Monday, August 5, 2013

Ride London gives Boris Johnson new spin on capital's cycling appeal

Boris Johnson Ride London

London mayor Boris Johnson (centre) completes the Surrey 100 bike ride during day two of the Ride London cycling weekend. Photograph: Lewis Whyld/PA

The culmination of an unprecedented weekend of events designed to show off London as a cycling city and in turn inspire the nation came at around 2.30pm on Sunday as a puffing blond man in an oversized blue T-shirt and baggy shorts got off his bike at The Mall, eight hours and 100 miles from his starting point.

"Unbelievable," said Boris Johnson, London's mayor and one of the main instigators of the Ride London events which saw much of the capital given over to the two-wheeled for two days. "I was overtaken solidly for about four hours, and then in the last bit I was starting to overhaul some people, a few 60-year-old men, children. But 80-year-old women were still soaring past me. So it was a very chastening but wonderful experience."

Around 50,000 riders, including many families, packed on to a short section of closed roads on Saturday, before 16,000 of their more gung-ho peers took a longer loop from the capital into Surrey and back again. The new events showed London to be "the world capital of the velocipede", an ebullient Johnson told the crowds at the finish over the PA.

The weekend was intended to tap into the enthusiasm sparked by the 2012 Olympics and Paralympics for all things cycling, both as a sport and an everyday pursuit. Saturday also saw a race for top women riders around central London, won by Britain's Laura Trott, while there were also youth and handcycle events. Sunday saw men's teams tackle an extended version of the 100-mile course ridden by Johnson.

Billed as the London Marathon on wheels, Ride London will become an annual festival of cycling intended to inspire all sorts to take up the pursuit, much as the London Marathon has done for running over 33 years.

The mayor invested considerable political capital in the event, not least risking the ire of motorists with a series of road closures covering large parts of central, east and west London as well as a fair section of Surrey.

He also took something of a risk in promising to ride the 100-mile event, and in recent months seemingly spent as much time gloomily predicting a ponderous 12-hour effort as he did actually training.

In the end, supported by a mini-peloton of officials and his wife, Marina, Johnson made it in a very decent eight hours 10 minutes, including several "long and liquid breaks" and an interlude when a kindly co-competitor called Mark fixed a mayoral puncture.

His efforts should be an inspiration for others, Johnson said: "The truth is it's not that hard, and I'm here to prove it. I am 17 stone, I'm by no means fit, and I got myself round that course in a perfectly respectable time. Not supersonic, but perfectly respectable.

"The message we're trying to get over is this is for everybody."
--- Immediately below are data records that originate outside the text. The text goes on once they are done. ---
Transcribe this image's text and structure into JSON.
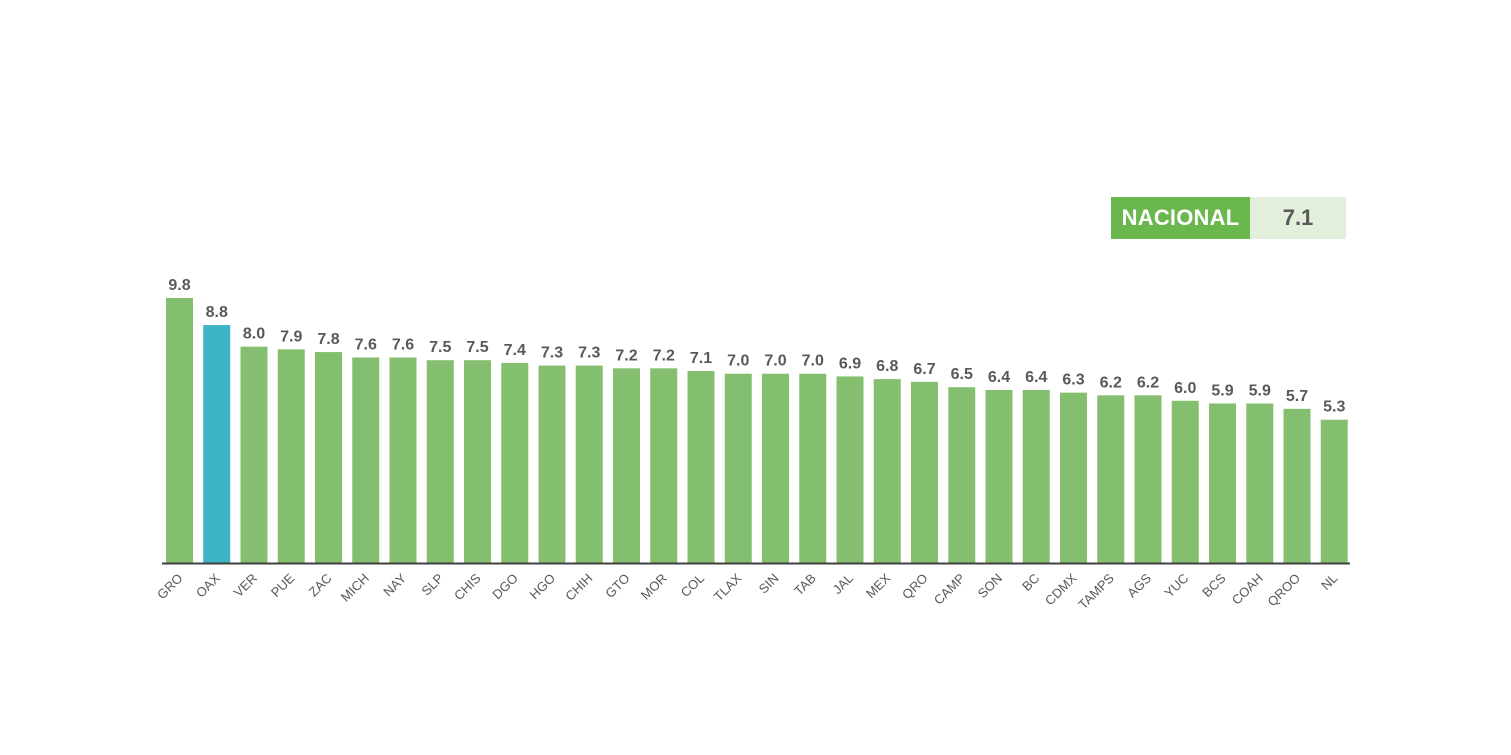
{
  "nacional": {
    "label": "NACIONAL",
    "value": "7.1"
  },
  "colors": {
    "bar": "#84bf6f",
    "highlight": "#3cb4c4",
    "axis": "#404040",
    "text": "#595959"
  },
  "chart_data": {
    "type": "bar",
    "categories": [
      "GRO",
      "OAX",
      "VER",
      "PUE",
      "ZAC",
      "MICH",
      "NAY",
      "SLP",
      "CHIS",
      "DGO",
      "HGO",
      "CHIH",
      "GTO",
      "MOR",
      "COL",
      "TLAX",
      "SIN",
      "TAB",
      "JAL",
      "MEX",
      "QRO",
      "CAMP",
      "SON",
      "BC",
      "CDMX",
      "TAMPS",
      "AGS",
      "YUC",
      "BCS",
      "COAH",
      "QROO",
      "NL"
    ],
    "values": [
      9.8,
      8.8,
      8.0,
      7.9,
      7.8,
      7.6,
      7.6,
      7.5,
      7.5,
      7.4,
      7.3,
      7.3,
      7.2,
      7.2,
      7.1,
      7.0,
      7.0,
      7.0,
      6.9,
      6.8,
      6.7,
      6.5,
      6.4,
      6.4,
      6.3,
      6.2,
      6.2,
      6.0,
      5.9,
      5.9,
      5.7,
      5.3
    ],
    "labels": [
      "9.8",
      "8.8",
      "8.0",
      "7.9",
      "7.8",
      "7.6",
      "7.6",
      "7.5",
      "7.5",
      "7.4",
      "7.3",
      "7.3",
      "7.2",
      "7.2",
      "7.1",
      "7.0",
      "7.0",
      "7.0",
      "6.9",
      "6.8",
      "6.7",
      "6.5",
      "6.4",
      "6.4",
      "6.3",
      "6.2",
      "6.2",
      "6.0",
      "5.9",
      "5.9",
      "5.7",
      "5.3"
    ],
    "highlight_category": "OAX",
    "ylim": [
      0,
      9.8
    ],
    "grid": false,
    "legend": "none"
  }
}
The crowds around the course were sometimes modest compared with the marathon, but they were encouraging for an event in its first year.

"There were people out in their front gardens at 7.30 in the morning in their pyjamas, with cups of tea, cheering people on," said Catherine Hayley-Bell, 29, a London solicitor who had just completed the course with friend Sara Stebbling, 31. It was their first such cycling event, making them relatively rare on a course filled with experienced-looking riders sporting club jerseys and expensive, shiny bikes.

The event organiser, Hugh Brasher, also race director of the London Marathon, said the aim was to have more cycling newcomers take part next year, when the entry intake will be increased by about 6,000.

For the inaugural year, Brasher said, it was seen as useful from an organisational point of view to make sure most of the field would finish the 100 miles within the nine-hour time limit.

"We will absolutely broaden the appeal," he said. "But we had to be quite selective in the first year in terms of the number of riders we could take who had never done this type of event before."

Johnson's efforts should tempt more of those not fitting the "chiselled whippet" model described by the mayor, Brasher added. "We've got the entries for 2014 open in eight days' time. If the pictures of the mayor on the front pages of newspapers don't inspire people to say, 'If he can do it, I can do it,' then nothing will. It puts it into the place of the normal person, much like the London Marathon has done."

They might not have the mayor for company next year, however. Asked if he would commit to returning in 2014, Johnson paused. "I'm not giving any hostages to fortune," he said. "I think I'll keep my powder dry on that one."